Summary The cyclic cascade model, derived mainly from detailed studies of E. coli glutamine synthetase, is applicable to all covalent interconvertible enzyme systems. The regulatory mechanism makes use of both covalent modification and allosteric interactions. Analysis of this model reveals its regulatory advantages, which include signal amplification, rate amplification, sensivity, and flexibility.
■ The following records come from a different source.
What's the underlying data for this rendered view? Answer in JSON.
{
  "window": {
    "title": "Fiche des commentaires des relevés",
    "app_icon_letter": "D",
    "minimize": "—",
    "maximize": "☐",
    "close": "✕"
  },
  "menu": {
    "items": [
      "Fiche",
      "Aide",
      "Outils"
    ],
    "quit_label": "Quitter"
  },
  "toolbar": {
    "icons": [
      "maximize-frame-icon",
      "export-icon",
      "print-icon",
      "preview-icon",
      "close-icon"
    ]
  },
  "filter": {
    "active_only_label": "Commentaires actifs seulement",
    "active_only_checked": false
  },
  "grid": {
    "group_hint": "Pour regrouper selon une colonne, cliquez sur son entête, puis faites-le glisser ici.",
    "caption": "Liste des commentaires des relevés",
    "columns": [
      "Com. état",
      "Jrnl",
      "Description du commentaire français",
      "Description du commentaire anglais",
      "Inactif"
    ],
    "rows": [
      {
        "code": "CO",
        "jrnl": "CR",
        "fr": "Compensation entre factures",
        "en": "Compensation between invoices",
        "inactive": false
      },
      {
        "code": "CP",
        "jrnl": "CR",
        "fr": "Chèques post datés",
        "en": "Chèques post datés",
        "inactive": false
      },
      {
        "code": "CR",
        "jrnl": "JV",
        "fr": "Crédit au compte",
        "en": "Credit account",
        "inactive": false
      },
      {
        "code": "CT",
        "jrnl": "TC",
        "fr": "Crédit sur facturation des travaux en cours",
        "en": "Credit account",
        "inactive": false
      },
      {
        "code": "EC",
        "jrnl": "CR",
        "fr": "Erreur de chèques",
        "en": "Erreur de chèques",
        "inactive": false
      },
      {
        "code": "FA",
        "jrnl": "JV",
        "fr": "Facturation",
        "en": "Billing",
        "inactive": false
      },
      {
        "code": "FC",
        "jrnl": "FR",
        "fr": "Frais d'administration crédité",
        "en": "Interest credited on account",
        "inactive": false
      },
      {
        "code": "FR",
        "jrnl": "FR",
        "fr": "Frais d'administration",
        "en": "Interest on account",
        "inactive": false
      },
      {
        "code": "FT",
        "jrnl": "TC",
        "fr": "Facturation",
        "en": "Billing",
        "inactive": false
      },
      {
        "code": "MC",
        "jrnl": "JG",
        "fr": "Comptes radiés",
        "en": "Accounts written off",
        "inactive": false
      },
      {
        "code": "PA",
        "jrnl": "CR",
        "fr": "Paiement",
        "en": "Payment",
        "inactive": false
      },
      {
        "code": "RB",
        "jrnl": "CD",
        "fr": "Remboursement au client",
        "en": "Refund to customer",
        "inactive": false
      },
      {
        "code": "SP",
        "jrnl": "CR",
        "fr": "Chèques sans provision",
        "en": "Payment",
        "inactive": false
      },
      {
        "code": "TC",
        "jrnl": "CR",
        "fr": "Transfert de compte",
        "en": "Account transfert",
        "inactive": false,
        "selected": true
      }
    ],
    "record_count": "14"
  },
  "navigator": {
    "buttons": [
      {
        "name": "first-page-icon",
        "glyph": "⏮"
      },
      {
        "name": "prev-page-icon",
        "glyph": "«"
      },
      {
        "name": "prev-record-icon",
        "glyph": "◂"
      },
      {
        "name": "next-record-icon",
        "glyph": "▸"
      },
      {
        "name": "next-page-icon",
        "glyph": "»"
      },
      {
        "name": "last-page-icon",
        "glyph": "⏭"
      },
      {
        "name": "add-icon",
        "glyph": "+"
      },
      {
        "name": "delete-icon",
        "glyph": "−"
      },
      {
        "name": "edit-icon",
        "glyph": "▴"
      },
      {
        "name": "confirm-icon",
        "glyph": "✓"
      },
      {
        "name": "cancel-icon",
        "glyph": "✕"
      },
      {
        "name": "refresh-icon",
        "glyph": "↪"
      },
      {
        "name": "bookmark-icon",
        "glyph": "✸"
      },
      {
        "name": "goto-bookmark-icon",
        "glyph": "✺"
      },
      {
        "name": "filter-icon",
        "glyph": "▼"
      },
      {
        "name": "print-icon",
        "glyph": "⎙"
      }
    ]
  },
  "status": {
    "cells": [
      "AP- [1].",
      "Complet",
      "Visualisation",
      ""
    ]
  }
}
Most of the properties predicted by theoretical analysis have been verified experimentally by in vitro studies of the phosphorylation/dephosphorylation cycle and the glutamine synthetase cascade, and by studies on permeabilized cells. By means of allosteric interactions with one or more enzymes, cyclic cascades can continuously monitor fluctuations in the concentrations of a multitude of metabolites and adjust the specific activities of the target enzymes in response to biological requirement. Therefore, they serve as biological integrators with the capacity to provide a safeguard mechanism for biological systems. With the enormous capacity for signal and rate amplification, cyclic cascades provide an ideal mechanism for biological signal transduction. Although a cyclic cascade modulates the specific activity of the interconvertible enzyme smoothly and continuously over a wide range of conditions, it can provide transient responses to biological stimuli, and in extreme physiological situations serve as an on-off switch for the activity of the target enzyme. The energy for maintaining such an efficient regulatory mechanism is the consumption of ATP and other energy-rich donor molecules. In view of the unique properties of cyclic cascades, it should not be surprising that they are widely used for transmitting biological signals and for regulating both the activities and biosynthesis of key enzymes.